Thin Italian waffle cookies featuring optional anise flavoring for an authentic Italian treat. Perfect with a cup of coffee or espresso and a family favorite at Christmas time. Dust with powdered sugar for an extra sweet touch!
In a small bowl, whisk together the flour, anise seed (if using), baking powder, and salt. Set aside.
In a medium size bowl, whisk together the sugar, melted butter, eggs, vanilla extract, and anise extract (if using).
Pour the dry ingredients into the wet ingredients, then stir with a large spatula to blend. Stop when there are no more flour pockets. Be careful not to over-mix. Batter will be thick but viscous and will thicken more as it sits.
Using a cookie scoop2 (I use this #50 cookie scoop for all of my standard size cookies), drop batter into the center of each spot on your pizzelle iron, working quickly but carefully. Cook pizzelles per the instructions on your iron, but they typically take between 30 and 90 seconds.
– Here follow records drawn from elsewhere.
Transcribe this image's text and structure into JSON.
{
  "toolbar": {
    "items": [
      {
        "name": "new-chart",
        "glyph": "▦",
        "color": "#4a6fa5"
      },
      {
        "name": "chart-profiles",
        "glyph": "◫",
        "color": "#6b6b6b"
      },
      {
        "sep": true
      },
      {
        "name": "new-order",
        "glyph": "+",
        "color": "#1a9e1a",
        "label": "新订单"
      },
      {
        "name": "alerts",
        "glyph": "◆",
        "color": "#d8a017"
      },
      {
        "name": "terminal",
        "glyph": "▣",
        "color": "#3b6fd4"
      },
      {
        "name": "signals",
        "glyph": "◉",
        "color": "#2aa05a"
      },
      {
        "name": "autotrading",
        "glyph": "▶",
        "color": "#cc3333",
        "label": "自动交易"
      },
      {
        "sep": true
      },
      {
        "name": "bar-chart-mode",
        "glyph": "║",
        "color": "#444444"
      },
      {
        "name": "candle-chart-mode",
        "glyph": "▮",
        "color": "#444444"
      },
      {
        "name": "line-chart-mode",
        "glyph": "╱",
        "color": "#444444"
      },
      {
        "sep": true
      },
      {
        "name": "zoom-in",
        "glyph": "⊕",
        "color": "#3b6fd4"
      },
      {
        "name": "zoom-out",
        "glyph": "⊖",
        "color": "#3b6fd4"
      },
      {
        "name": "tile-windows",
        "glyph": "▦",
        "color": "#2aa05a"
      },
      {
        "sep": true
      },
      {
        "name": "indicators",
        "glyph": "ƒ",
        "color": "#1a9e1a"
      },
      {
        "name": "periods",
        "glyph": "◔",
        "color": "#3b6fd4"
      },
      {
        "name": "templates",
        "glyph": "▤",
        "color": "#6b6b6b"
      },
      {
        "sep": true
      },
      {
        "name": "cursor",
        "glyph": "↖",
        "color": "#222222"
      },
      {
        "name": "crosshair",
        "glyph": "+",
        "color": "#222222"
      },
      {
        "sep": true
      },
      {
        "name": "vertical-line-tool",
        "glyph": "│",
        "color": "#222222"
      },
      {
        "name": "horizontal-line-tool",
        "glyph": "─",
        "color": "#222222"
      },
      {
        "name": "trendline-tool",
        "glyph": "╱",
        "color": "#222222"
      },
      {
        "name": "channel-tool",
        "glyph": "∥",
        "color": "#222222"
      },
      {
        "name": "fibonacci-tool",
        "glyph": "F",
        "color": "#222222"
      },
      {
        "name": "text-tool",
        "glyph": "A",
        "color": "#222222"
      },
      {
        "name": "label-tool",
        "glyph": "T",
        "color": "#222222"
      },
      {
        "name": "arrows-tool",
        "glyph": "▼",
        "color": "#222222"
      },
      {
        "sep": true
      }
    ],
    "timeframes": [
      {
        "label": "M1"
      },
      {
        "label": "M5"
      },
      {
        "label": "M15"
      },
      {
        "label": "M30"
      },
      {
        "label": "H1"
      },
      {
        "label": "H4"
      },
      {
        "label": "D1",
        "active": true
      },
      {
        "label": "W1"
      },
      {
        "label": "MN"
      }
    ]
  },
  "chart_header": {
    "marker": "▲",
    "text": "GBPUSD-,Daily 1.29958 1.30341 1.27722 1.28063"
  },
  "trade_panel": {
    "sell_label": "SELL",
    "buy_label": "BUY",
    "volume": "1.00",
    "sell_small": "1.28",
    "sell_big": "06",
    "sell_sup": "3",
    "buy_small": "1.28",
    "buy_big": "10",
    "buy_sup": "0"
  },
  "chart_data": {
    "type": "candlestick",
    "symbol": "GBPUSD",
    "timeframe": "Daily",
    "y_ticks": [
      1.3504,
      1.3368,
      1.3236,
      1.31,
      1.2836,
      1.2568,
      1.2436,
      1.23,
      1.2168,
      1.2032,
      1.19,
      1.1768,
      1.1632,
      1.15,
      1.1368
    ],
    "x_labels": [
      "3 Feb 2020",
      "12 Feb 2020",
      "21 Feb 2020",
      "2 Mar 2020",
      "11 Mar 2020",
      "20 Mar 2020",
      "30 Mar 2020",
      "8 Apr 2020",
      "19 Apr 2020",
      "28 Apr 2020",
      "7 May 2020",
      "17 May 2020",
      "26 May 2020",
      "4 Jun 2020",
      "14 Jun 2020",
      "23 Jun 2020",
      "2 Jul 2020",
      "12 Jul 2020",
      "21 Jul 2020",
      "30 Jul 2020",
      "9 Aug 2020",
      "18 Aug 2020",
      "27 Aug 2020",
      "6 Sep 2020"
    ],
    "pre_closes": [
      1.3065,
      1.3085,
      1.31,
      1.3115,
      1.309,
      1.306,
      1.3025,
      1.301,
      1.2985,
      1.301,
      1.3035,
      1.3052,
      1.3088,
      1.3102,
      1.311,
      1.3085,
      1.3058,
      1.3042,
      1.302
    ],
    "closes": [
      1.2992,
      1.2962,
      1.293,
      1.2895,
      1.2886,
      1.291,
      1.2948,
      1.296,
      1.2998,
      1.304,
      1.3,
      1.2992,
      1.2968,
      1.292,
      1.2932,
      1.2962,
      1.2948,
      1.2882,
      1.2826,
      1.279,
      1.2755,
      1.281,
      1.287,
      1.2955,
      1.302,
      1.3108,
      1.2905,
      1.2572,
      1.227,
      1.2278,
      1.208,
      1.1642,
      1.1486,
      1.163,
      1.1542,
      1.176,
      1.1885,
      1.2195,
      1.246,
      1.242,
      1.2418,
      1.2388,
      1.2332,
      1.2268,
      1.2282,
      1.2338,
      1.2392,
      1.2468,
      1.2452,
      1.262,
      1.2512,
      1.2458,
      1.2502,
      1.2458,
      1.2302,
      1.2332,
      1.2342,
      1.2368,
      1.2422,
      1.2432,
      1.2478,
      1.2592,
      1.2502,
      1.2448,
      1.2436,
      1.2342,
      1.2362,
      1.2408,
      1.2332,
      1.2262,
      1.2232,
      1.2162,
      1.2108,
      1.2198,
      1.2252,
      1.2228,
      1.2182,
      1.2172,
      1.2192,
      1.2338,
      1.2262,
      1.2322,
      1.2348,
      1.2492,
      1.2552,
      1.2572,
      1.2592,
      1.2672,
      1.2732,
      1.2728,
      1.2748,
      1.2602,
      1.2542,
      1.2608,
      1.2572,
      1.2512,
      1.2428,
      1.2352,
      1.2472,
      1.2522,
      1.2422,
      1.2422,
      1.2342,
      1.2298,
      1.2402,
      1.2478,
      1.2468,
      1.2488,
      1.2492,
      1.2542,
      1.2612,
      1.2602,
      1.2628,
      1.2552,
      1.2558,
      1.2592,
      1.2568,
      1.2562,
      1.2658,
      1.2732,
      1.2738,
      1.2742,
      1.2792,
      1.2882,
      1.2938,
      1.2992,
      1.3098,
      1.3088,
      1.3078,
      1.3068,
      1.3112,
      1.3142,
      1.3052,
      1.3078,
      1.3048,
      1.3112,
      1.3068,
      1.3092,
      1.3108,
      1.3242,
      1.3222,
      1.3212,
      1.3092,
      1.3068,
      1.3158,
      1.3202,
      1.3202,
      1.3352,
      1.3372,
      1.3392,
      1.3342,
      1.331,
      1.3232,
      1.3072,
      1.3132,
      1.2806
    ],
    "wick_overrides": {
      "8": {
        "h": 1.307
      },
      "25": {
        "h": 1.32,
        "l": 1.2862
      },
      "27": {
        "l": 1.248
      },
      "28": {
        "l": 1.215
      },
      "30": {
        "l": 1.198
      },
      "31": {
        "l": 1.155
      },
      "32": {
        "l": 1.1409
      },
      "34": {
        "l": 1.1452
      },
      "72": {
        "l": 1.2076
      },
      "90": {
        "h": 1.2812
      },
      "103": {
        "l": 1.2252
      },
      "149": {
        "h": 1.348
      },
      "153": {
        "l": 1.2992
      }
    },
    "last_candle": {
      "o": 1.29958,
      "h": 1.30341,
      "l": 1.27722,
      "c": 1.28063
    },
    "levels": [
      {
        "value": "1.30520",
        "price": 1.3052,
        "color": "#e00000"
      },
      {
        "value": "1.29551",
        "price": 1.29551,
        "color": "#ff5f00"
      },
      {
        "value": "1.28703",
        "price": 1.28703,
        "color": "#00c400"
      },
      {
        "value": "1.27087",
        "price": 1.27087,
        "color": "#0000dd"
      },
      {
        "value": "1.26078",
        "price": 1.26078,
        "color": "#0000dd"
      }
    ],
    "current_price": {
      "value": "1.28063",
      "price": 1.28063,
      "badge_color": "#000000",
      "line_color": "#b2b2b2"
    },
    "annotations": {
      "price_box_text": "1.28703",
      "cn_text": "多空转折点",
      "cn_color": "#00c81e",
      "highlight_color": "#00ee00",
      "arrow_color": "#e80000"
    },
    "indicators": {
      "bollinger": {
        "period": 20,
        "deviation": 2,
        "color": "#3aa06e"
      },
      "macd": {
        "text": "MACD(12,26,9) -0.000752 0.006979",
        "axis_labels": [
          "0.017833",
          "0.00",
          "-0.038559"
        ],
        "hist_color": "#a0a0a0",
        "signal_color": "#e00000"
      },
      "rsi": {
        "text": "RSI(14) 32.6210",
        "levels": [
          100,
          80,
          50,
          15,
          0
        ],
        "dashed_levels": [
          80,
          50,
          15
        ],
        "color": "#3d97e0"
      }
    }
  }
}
They will still seem wet and floppy when you open your iron, but they will crisp up as they cool.
Remove cooked pizzelles from the iron and place in a single layer on a cooling rack or flat parchment lined surface to cool. You can use kitchen shears or a knife to trim edges, if desired. Dust with powdered sugar before serving, if desired. Store pizzelles covered at room temperature up to 2 weeks. Pizzelles freeze well, up to 3 months. Thaw at room temperature.
Notes
Anise seed/anise extract: these additions are completely optional. You do not need to replace them with any additional ingredients. Simply omit.
Pizzelle batter: a Tablespoon of dough is what worked well for my iron. Depending on the size of the iron you're using, this may be too much or too little. Read the manual that came with your iron and/or use the first few pizzelles to test batter amount and cook time.
All nutritional values are approximate and provided to the reader as a courtesy. Changing ingredients and/or quantities will alter the estimated nutritional calculations.